Germany's minimum wage will be raised over several stages, officials announced on Tuesday, eventually amounting to €10.45 ($11.74) per hour by mid-2022.
The talks on raising the minimum wage in Germany were "partly controversial" as members of the country's official commission wrangled over the sum, said commission head Jan Zilius.
However, after prolonging the talks and canceling one press conference last minute, the representatives of both employers and workers' unions unanimously agreed to boost the minimum wage from the current €9.35 to €10.45 by July 2022.
The minimum wage will be gradually increased over four stages, with the first bump set to take place in January 2021.
German Labor Minister Hubertus Heil said the government would implement the recommendation.
Read more: EU launches 'fair minimum wage' initiative
With the German economy reeling under the impact of the coronavirus pandemic, many employers have warned that raising the minimum wage too much would make it harder to hire people during the recovery phase.
The economy council of Chancellor Angela Merkel's conservative CDU party described it as a "millstone" for the business, according to a report published by the newspapers of the Funke media group.
In turn, workers' representatives said the raise would give boost to spending among some two people in the lowest income bracket. Following the Tuesday decision, the opposition Left and Green parties said the increase was too small.
Germany's 'success story'
Labor Minister Heil, however, said there will be more minimum wage reforms coming this fall.
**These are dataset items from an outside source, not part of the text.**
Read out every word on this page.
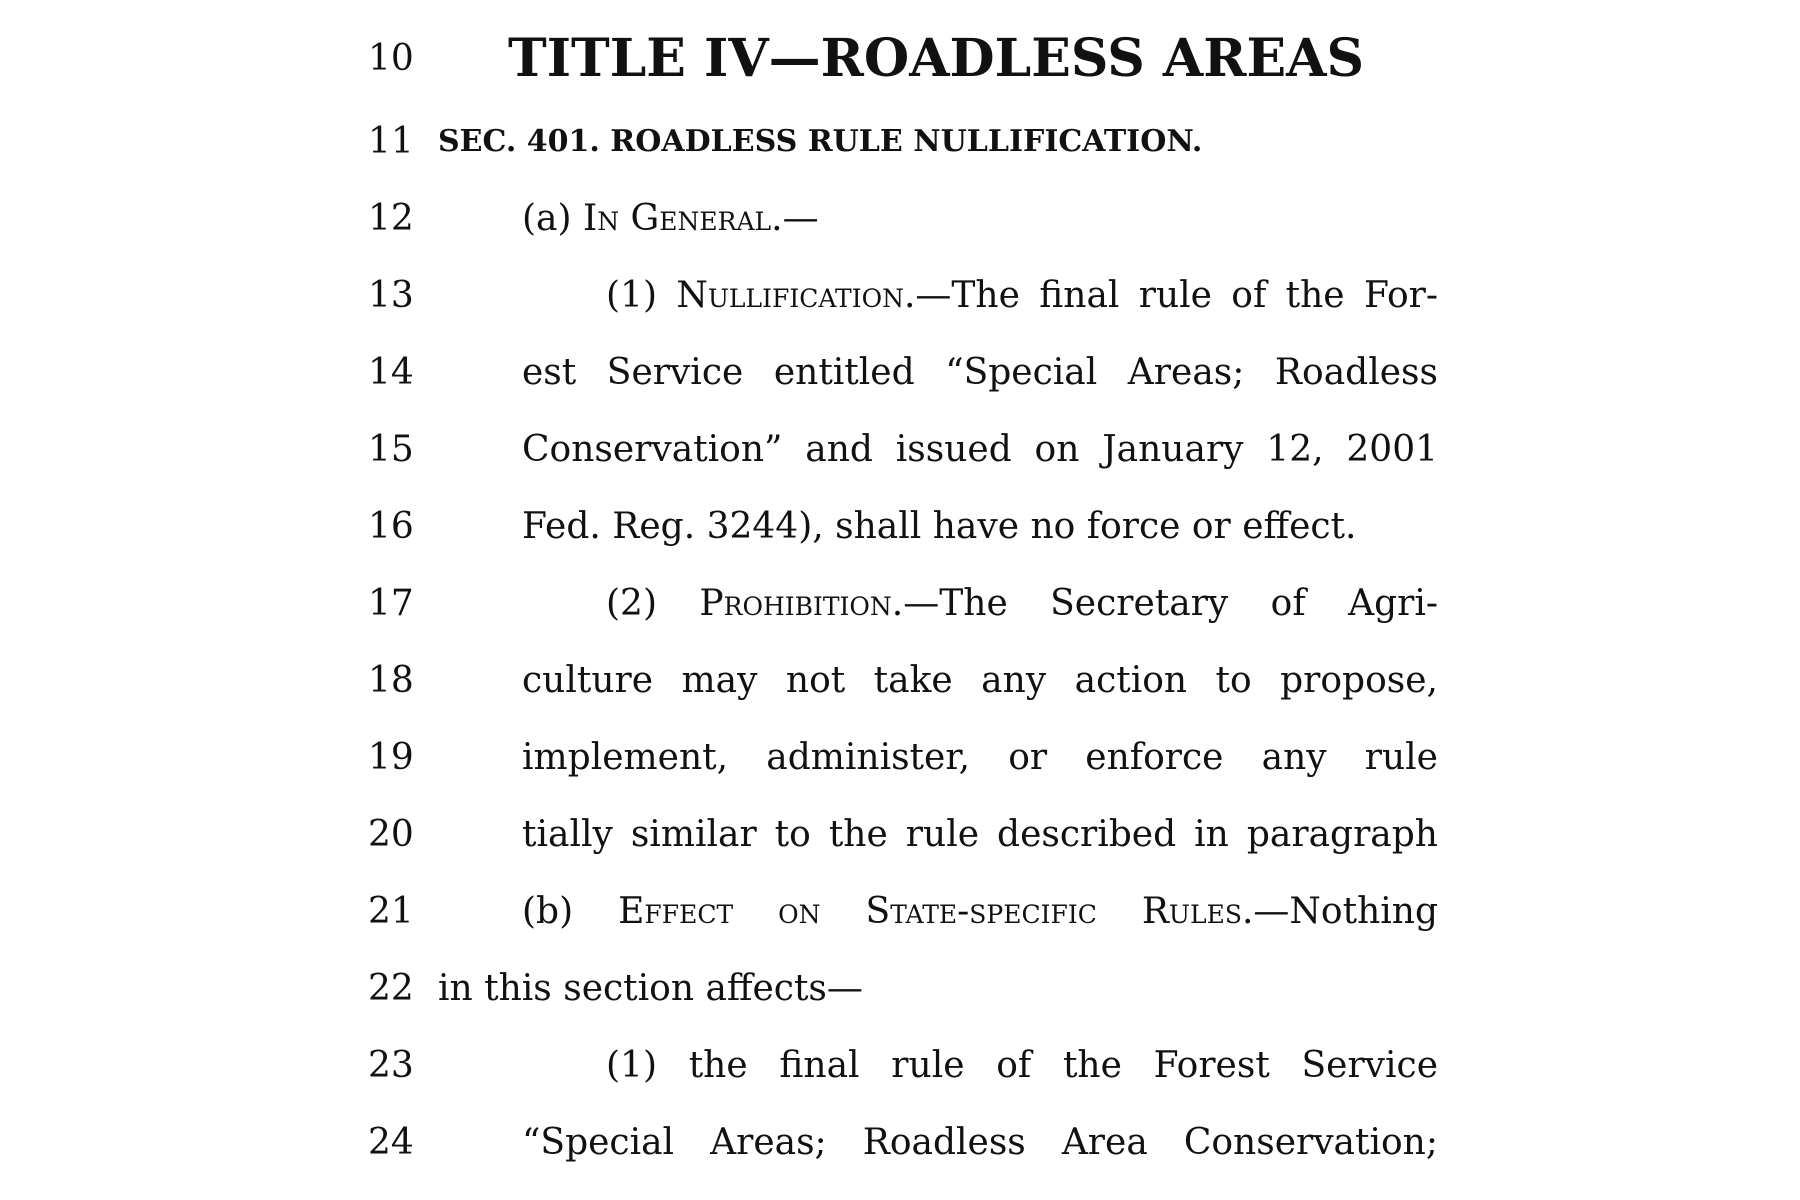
10 TITLE IV—ROADLESS AREAS
11 SEC. 401. ROADLESS RULE NULLIFICATION.
12	(a) In General.—
13	(1) Nullification.—The final rule of the For-
14	est Service entitled “Special Areas; Roadless
15	Conservation” and issued on January 12, 2001
16	Fed. Reg. 3244), shall have no force or effect.
17	(2) Prohibition.—The Secretary of Agri-
18	culture may not take any action to propose,
19	implement, administer, or enforce any rule
20	tially similar to the rule described in paragraph
21	(b) Effect on State-specific Rules.—Nothing
22 in this section affects—
23	(1) the final rule of the Forest Service
24	“Special Areas; Roadless Area Conservation;
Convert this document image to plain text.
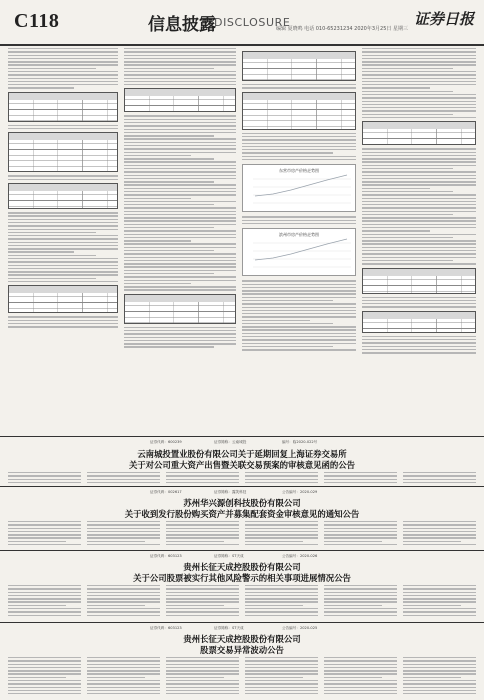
C118	信息披露
DISCLOSURE
编辑 夏晓鸣 电话 010-65231234 2020年3月25日 星期三
证券日报
东营市房产价格走势图
滨州市房产价格走势图
证券代码：600239	证券简称：云南城投	编号：临2020-022号
云南城投置业股份有限公司关于延期回复上海证券交易所
关于对公司重大资产出售暨关联交易预案的审核意见函的公告
证券代码：002617	证券简称：露笑科技	公告编号：2020-029
苏州华兴源创科技股份有限公司
关于收到发行股份购买资产并募集配套资金审核意见的通知公告
证券代码：603123	证券简称：ST天成	公告编号：2020-026
贵州长征天成控股股份有限公司
关于公司股票被实行其他风险警示的相关事项进展情况公告
证券代码：603123	证券简称：ST天成	公告编号：2020-025
贵州长征天成控股股份有限公司
股票交易异常波动公告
"The minimum wage must not fall behind," said the politician from the left-leaning SPD party, which is the junior partner in Merkel's ruling coalition.
Germany only introduced the minimum wage regulation in 2015. On Tuesday, Heil said it has been a "success story, that needs to keep being written" and that the state should work towards bringing it closer to €12 per hour.
The upcoming raise is set to be implemented in four stages, with the first increase set for January next year.